Koni se fraye sans difficulté un chemin entre les badauds qui progressent lentement. Tanto, l’étui de sa guitare dans les bras afin de n’assommer personne, doit jouer des coudes et s’excuser constamment. D’ordinaire, ces rassemblements ont tendance à le mettre de mauvaise humeur, mais ce soir, il observe avec un sourire amusé ce public potentiel converger vers la grand-place. En se dressant sur la pointe des pieds, il remarque qu’un écran géant retransmet Wamdu et Badios, un couple dans la vie et sur scène, dont les tempos tonitruants et les résonnances purement électroniques rythment le Grand’Baz depuis une éternité. Plusieurs générations de danseurs se sont déjà déhanchées sur le son du duo ; même s’ils sont amis depuis toujours, Tanto a horreur de danser.

Encombré par son étui, il salue tour à tour ses voisins artistes : un sculpteur de verre, une peintre numérique, un créateur de trottinettes uniques dont la boutique est prise d’assaut. La séparation entre l’esthétique et le fonctionnel étant parfois floue, l’atelier d’un designer resté clos forme comme un trou d’ombre dans l’artère. Sans doute le dénommé Tiziomo est-il encore au port, à plancher sur la forme optimale d’une pièce mécanique, ou l’alliage plastique du prochain mobilier urbain.

Enfin, ils arrivent sur la grand-place, dont la voûte céleste artificielle scintille de mille étoiles.

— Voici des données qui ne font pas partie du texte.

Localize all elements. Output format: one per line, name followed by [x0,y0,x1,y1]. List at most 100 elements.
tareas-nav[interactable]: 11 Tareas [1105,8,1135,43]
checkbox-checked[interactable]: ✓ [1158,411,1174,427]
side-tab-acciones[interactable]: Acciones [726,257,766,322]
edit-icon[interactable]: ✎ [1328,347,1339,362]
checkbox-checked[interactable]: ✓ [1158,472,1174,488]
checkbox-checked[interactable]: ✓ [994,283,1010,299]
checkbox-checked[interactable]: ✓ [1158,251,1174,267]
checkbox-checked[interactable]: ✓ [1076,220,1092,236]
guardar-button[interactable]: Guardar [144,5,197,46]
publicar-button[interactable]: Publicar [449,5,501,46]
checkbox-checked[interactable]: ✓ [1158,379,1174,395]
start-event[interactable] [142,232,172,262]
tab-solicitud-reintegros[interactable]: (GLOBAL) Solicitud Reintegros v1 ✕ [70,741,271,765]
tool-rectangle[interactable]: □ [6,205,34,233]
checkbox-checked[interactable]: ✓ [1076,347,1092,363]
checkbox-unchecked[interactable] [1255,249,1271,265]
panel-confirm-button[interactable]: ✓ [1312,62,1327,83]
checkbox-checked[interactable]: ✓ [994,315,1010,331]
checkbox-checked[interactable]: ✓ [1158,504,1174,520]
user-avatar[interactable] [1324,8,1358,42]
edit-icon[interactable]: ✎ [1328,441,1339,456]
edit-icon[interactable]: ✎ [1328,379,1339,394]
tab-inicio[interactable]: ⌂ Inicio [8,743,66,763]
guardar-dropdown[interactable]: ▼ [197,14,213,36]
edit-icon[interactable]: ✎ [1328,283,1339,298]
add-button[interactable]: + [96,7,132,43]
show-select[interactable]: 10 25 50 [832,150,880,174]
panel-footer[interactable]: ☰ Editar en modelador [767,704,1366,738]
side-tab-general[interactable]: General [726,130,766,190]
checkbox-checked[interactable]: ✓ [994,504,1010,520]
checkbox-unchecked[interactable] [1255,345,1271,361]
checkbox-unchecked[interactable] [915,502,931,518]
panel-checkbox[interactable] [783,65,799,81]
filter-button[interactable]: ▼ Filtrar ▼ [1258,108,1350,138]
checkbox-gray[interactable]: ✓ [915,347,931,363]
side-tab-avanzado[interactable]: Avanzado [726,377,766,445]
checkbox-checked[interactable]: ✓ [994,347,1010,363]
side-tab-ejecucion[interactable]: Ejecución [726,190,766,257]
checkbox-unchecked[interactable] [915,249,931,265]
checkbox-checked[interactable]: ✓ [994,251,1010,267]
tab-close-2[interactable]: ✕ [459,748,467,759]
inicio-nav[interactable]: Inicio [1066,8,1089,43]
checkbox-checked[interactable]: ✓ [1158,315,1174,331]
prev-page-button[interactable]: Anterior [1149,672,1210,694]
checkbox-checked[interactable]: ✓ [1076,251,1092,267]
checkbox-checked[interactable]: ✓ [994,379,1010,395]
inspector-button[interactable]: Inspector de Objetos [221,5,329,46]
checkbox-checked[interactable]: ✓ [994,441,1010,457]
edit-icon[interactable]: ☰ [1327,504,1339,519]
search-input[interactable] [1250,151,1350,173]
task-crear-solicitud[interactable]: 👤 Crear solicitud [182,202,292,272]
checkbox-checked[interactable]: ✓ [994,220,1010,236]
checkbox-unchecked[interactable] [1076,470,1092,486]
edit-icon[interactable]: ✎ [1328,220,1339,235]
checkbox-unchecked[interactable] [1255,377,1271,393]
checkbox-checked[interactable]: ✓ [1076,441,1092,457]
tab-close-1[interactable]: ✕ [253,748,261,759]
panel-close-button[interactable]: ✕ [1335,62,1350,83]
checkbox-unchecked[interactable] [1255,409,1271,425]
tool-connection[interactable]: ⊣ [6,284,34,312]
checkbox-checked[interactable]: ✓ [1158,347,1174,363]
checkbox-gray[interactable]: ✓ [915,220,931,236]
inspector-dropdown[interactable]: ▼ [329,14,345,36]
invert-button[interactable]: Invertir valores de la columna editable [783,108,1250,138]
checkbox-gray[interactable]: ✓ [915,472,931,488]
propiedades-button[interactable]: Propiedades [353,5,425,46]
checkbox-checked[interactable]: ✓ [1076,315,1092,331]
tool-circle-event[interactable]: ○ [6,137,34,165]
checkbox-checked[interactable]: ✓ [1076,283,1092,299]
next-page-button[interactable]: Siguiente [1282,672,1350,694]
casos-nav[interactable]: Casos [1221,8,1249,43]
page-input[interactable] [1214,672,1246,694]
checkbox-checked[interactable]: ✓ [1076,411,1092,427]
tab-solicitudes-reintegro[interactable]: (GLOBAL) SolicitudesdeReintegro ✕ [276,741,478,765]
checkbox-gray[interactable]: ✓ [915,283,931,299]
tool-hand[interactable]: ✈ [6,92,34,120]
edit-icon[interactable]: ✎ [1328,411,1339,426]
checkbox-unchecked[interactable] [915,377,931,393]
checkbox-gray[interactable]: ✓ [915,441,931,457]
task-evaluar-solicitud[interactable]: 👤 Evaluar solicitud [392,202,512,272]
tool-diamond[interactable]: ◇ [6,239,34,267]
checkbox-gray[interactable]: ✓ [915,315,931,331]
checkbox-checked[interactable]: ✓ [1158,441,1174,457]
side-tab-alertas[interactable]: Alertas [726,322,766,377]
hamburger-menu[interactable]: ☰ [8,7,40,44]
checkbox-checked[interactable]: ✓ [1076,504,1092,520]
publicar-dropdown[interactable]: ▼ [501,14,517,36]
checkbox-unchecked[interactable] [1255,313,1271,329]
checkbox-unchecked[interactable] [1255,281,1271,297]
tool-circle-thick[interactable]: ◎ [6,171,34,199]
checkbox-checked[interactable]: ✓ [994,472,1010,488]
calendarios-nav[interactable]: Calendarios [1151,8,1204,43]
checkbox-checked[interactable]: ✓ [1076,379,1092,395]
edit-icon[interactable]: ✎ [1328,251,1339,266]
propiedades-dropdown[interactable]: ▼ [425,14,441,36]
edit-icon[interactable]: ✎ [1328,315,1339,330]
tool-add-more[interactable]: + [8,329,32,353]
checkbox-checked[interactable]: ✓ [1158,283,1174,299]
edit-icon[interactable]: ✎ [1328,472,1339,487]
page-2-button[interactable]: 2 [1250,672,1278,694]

Le vieux chêne a déjà été taillé, mais des acrobates profitent de l’échafaudage pour dominer la foule, les bras levés, les têtes secouées en cadence de la musique diffusée par d’énormes enceintes. Sur chaque écran disposé autour de la place, le duo se démène toujours sur la scène du bar de l’Apocalypse, accompagné de lumières stroboscopiques. Tanto sourit en imaginant Yeouda, son casque antibruit sur les oreilles, en train de servir à tour de bras une centaine de fêtards déchaînés.

Tanto est un peu rassuré. Il y a peu de chance que la garde impériale, immobile et passablement détendue, repère une petite fille ayant pris soin de se fondre dans la masse. D’autres enfants sont également présents. Beaucoup gesticulent sur les épaules de leurs parents tandis que d’autres, plus agiles, se sont nichés sur des appliques murales afin de profiter du spectacle. Il regarde Koni déambuler entre les flâneurs, parfaitement à son aise, dans son ensemble pantalons et chemise en microfibre de cellulose, ses cheveux attachés et dissimulés sous un béret grenat orné d’une libellule. S’il n’avait pas les bras chargés, il lui prendrait la main.

Entrer dans le bar de l’Apocalypse est une épreuve. La fillette rivée dans son dos, accrochée par une boucle de ses jeans, Tanto se justifie en brandissant son instrument pour se frayer péniblement un chemin jusqu’au bout du comptoir. Yeouda, bien trop occupé, se contente de lui lancer un clin d’œil.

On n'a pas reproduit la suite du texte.